Im 3. Jahrhundert v. Chr. haben die Ägypter aus Golddraht Schmuck gearbeitet [1]; die Chinesen verwendeten Golddraht zur Herstellung von Gewändern [2]. Im Mittelalter wurden aus Draht die im Kampf überlebenswichtigen Kettenhemden hergestellt.
Und heute? Egal ob Schraube, Uhr, Klavier, oder Telefon – überall ist Draht ein wichtiger Bestandteil. Doch wie wird aus einem Metallblock ein, je nach Bedarf, millimeterdünner Drahtfaden? Traditionell wird Draht gezogen [3].

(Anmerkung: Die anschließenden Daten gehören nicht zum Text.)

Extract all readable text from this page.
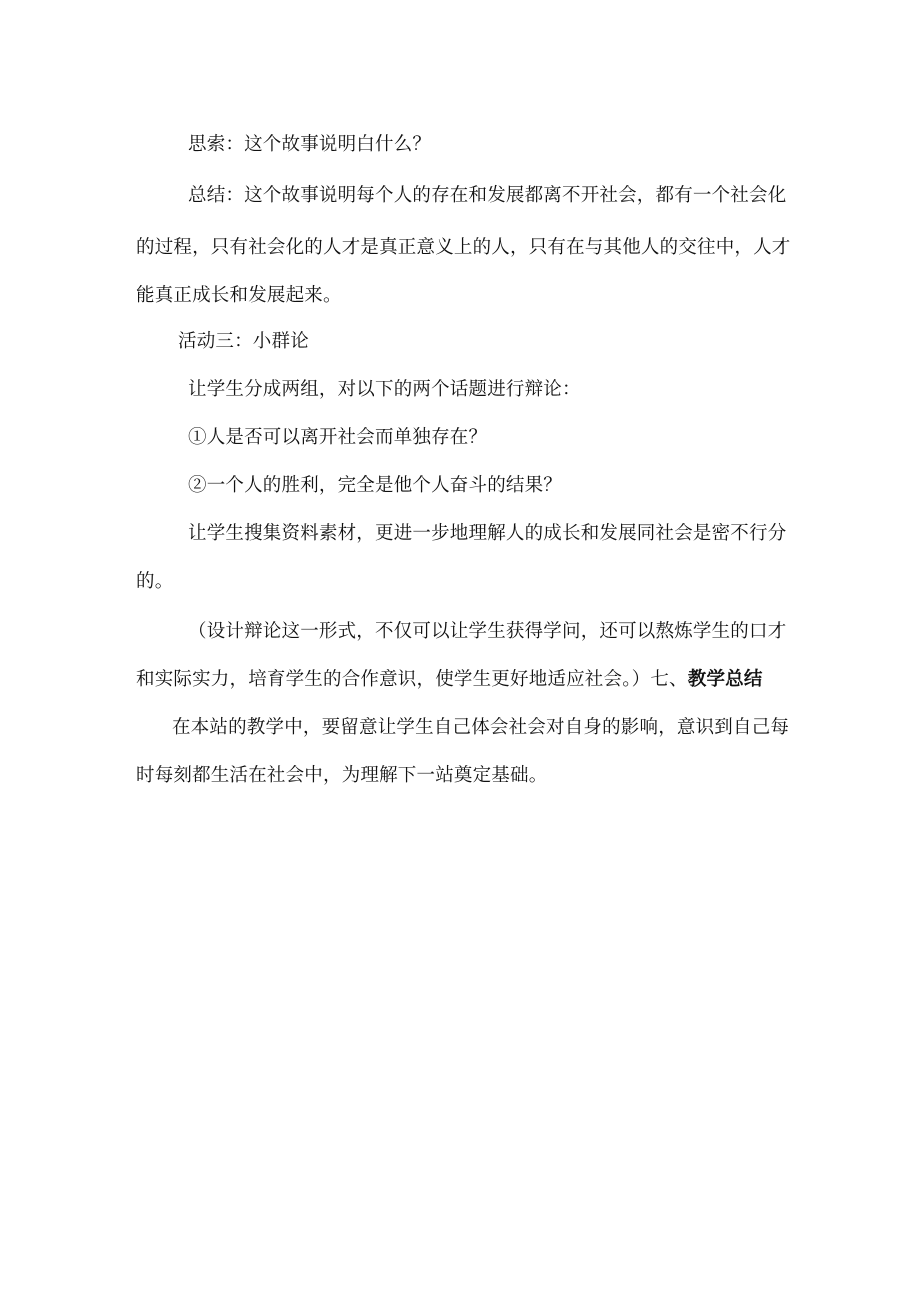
思索：这个故事说明白什么？
总结：这个故事说明每个人的存在和发展都离不开社会，都有一个社会化
的过程，只有社会化的人才是真正意义上的人，只有在与其他人的交往中，人才
能真正成长和发展起来。
活动三：小群论
让学生分成两组，对以下的两个话题进行辩论：
①人是否可以离开社会而单独存在？
②一个人的胜利，完全是他个人奋斗的结果？
让学生搜集资料素材，更进一步地理解人的成长和发展同社会是密不行分
的。
（设计辩论这一形式，不仅可以让学生获得学问，还可以熬炼学生的口才
和实际实力，培育学生的合作意识，使学生更好地适应社会。）七、教学总结
在本站的教学中，要留意让学生自己体会社会对自身的影响，意识到自己每
时每刻都生活在社会中，为理解下一站奠定基础。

Zieheisen zur Herstellung von Gold-, Silber-, Platin- und Palladiumdrähten, ©Frank Vincentz - Wikipedia

Ausgangsmaterial ist ein metallener Stab (aus Edelmetallen wie Gold, Silber, Platin, Palladium oder auch Kupfer, Eisen, Messing, Aluminium, oder Edelstahl), welcher zuerst zu Grobdraht geschmiedet und anschließend angespitzt durch verschieden große (schmäler werdende) Löcher eines Zieheisens gezogen wird. Je nachdem welche Drahtstärke gewünscht ist, wird der Draht dünner und gleichzeitig länger [4], da die Außenzone des Metalls nach hinten abgedrängt wird und der Kern des Materials (nahezu unverändert) die Öffnung des Zieheisens passiert. Nur wenn die Löcher des Zieheisens frei von Schmutz und absolut glatt sind, entsteht ein qualitativ hochwertiger Draht [5]. In der Handfertigung von Gold- und Silberdraht verwendet man gerne Bienenwachs als Schmiermittel. Diese Wachs verringern die Reibung, wenn beispielsweise der Golddraht oder Silberdraht durch die Öffnungen des Zieheisens gezogen wird.
Es handelt sich dabei insgesamt um ein Kaltumformverfahren [6]. Um die Elastizität des Materials zu erhalten, muss, nach jedem dritten bis fünften Mal des Ziehen, der Draht geglüht werden. Die Glühtemperatur und Dauer richtet sich – nach dem verwendeten (Edel)metall. So wird Golddraht unter anderen Bedingungen geglüht wie beispielsweise Silber-, Platin oder Palladiumdraht.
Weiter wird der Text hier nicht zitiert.